A

David

Darling

unilluminable room problem

unilluminable room

Imagine an L-shaped room in which Amy is standing near one corner holding a match. If Bob stands round the corner, he can see light from the match because a light ray can bounce off the two opposite walls. This is true wherever Bob stand in the room: the whole room is illuminated by the one match. Would this be true for a room of any shape, or is there at least one room that is so complicated that there's somewhere inside it that light from the match never reaches?

 

This problem was first asked by Ernst Strauss in the 1950s. Nobody knew the answer until 1995, when George Tokarsky of the University of Alberta showed that the answer is "yes" – there is a room that is not completely illuminable.1 His published a floor plan of a room with 26 sides – the least-sided unilluminable room currently known.

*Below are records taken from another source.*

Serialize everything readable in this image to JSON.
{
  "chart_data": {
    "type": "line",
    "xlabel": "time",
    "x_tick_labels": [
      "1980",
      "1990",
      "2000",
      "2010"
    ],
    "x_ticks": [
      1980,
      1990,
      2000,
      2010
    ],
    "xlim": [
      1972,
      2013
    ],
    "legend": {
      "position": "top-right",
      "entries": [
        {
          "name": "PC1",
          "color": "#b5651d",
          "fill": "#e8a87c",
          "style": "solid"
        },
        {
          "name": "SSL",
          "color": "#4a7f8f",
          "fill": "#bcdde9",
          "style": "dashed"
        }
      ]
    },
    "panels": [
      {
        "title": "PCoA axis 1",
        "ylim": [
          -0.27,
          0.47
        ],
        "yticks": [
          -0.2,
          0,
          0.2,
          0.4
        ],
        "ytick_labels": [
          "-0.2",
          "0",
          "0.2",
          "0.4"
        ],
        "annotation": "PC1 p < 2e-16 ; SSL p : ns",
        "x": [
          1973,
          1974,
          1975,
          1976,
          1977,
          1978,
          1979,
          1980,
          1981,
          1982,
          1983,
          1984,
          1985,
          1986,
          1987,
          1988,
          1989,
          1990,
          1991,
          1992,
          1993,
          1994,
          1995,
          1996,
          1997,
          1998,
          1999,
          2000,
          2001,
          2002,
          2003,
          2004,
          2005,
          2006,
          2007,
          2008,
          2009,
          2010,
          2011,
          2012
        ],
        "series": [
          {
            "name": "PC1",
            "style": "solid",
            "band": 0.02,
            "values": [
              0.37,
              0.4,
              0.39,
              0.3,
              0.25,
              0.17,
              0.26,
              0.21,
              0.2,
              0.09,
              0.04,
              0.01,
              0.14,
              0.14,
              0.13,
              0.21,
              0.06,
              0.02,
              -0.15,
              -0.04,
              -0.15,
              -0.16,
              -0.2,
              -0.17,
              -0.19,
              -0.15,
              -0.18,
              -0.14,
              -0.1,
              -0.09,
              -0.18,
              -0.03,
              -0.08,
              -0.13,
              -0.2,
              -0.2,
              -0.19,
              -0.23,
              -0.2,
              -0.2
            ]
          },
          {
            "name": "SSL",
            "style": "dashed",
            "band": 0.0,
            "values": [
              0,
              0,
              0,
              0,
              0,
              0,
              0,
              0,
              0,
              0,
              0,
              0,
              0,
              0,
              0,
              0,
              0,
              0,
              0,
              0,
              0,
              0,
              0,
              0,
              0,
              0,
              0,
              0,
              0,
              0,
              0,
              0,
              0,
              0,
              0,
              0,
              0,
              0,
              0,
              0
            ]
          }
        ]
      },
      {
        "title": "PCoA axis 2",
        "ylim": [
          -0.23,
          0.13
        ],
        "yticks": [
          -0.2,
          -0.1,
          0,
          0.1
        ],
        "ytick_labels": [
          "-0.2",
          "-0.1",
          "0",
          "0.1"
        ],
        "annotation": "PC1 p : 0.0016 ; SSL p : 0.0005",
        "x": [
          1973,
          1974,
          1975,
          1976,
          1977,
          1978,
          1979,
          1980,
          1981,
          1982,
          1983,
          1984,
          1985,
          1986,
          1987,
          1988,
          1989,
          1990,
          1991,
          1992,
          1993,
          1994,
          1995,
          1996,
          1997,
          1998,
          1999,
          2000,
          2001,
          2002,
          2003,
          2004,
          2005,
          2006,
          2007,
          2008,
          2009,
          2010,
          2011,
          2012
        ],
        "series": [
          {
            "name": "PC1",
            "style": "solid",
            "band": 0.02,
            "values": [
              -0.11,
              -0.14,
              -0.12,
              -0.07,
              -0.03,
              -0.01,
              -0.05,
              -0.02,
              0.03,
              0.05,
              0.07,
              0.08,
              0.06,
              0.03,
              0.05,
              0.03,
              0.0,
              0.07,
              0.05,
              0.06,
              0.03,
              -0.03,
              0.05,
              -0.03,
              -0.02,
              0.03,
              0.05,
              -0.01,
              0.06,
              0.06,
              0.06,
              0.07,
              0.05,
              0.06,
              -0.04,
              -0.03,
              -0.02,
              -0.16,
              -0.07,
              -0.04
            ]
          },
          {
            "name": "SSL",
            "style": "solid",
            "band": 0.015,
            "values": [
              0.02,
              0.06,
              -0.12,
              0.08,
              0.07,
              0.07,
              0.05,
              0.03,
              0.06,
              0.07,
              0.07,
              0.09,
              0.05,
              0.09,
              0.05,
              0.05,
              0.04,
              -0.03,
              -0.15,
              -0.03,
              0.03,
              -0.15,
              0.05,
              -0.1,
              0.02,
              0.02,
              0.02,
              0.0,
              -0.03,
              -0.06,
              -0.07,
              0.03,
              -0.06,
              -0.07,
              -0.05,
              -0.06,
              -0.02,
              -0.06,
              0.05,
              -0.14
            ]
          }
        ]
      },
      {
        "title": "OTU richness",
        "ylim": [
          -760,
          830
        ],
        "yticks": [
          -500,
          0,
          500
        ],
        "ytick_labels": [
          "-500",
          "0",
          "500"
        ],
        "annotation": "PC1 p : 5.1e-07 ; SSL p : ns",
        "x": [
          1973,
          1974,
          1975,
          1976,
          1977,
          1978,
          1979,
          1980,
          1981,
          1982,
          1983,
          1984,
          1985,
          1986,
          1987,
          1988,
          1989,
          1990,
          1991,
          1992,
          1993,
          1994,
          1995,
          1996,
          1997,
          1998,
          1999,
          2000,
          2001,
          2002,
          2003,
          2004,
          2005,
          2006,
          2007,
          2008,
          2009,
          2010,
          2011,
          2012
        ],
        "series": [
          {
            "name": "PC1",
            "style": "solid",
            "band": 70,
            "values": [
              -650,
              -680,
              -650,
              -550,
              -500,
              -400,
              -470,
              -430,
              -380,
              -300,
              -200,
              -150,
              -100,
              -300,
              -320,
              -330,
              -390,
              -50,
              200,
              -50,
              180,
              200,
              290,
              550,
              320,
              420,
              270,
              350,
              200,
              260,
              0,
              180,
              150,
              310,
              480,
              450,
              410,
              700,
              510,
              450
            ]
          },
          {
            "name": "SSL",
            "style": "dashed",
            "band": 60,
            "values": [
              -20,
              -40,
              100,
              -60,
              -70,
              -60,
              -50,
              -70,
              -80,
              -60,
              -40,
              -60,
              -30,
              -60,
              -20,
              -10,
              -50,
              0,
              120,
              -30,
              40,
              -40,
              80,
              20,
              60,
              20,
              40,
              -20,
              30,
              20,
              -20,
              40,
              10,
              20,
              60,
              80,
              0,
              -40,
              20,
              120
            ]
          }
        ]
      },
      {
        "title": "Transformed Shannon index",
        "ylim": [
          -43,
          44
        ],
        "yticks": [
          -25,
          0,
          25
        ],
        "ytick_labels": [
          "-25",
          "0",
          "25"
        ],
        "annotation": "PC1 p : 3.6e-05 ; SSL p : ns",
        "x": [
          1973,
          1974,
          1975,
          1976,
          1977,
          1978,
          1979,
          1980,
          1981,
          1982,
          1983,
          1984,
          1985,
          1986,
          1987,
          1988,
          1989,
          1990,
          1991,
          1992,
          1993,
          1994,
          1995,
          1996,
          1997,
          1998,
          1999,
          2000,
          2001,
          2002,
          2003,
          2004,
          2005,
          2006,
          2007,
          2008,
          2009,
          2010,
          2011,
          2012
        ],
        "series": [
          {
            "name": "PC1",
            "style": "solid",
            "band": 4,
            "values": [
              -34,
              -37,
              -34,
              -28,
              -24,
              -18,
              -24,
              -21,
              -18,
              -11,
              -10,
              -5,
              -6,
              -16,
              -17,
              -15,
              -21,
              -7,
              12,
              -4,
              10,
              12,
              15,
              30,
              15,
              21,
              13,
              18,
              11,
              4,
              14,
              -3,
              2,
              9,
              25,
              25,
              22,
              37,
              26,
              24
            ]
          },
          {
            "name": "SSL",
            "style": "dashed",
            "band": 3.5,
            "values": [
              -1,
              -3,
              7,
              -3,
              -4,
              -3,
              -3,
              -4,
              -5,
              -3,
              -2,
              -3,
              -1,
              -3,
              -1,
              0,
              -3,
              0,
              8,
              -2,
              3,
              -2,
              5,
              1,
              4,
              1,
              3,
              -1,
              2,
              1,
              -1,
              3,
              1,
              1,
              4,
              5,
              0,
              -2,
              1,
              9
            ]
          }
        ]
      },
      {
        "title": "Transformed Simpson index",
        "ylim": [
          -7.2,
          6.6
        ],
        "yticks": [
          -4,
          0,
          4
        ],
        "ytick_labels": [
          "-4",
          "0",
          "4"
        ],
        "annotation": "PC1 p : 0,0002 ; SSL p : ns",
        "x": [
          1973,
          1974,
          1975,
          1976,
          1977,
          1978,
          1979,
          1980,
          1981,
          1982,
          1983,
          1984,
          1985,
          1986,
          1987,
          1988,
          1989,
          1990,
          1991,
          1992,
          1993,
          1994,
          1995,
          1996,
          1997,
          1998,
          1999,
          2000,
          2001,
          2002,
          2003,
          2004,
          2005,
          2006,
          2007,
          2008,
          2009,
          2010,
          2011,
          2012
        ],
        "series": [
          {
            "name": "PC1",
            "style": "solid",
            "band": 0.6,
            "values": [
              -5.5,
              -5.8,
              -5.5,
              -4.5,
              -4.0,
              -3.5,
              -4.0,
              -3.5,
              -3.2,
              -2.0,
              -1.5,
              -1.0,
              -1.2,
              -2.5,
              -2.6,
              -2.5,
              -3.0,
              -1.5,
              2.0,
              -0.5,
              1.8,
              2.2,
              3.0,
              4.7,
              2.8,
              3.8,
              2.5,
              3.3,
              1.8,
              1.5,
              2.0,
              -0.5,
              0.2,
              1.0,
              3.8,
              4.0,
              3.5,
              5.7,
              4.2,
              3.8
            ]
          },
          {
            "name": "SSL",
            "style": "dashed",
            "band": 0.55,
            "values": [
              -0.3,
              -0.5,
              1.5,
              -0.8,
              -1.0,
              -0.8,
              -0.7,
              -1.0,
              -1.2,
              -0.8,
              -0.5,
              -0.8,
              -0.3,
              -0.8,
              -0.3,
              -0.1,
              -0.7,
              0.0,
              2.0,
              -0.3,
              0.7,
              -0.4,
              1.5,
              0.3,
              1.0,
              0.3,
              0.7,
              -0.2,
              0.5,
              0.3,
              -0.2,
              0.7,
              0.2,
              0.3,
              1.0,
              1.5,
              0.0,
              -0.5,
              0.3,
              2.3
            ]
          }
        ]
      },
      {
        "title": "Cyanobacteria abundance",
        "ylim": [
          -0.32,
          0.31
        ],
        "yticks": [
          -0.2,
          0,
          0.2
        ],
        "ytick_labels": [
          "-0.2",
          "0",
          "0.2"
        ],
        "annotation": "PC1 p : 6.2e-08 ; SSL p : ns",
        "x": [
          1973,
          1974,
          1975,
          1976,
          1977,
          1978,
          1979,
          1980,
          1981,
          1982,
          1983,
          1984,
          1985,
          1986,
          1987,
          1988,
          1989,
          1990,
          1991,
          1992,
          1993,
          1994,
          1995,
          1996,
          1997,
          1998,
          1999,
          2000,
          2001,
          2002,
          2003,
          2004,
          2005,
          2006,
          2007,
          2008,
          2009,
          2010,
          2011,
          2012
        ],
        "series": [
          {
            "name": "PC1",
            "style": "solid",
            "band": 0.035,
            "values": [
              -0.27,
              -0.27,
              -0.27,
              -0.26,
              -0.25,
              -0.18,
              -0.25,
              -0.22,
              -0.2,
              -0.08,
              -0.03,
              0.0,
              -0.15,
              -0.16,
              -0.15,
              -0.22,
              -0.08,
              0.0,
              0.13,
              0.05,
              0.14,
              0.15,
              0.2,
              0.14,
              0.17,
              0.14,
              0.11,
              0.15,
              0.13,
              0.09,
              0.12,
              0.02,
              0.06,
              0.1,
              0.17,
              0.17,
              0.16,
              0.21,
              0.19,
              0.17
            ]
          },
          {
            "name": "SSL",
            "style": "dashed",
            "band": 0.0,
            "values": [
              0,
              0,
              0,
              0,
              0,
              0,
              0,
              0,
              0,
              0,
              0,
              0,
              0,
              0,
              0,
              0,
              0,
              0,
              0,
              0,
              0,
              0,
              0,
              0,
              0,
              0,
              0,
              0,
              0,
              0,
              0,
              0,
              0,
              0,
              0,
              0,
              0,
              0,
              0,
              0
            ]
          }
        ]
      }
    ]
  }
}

But a mystery remains. The room Tokarsky found contains one particular place where the match can be held which leaves part of the room dark. But if the match is moved slightly, the whole room is lit up again. Is there a room so fiendishly complicated that wherever the match is held there are some places that its light can never reach? For the moment we remain in the dark ...

 


References

1. Tokarsky, George W. "Polygonal Rooms Not Illuminable from Every Point." American Mathematical Monthly, 102(10): 867–879, 1995.
2. Stewart, Ian. "Unilluminable Rooms." Scientific American, 275(2), 100–103 (Aug. 1996).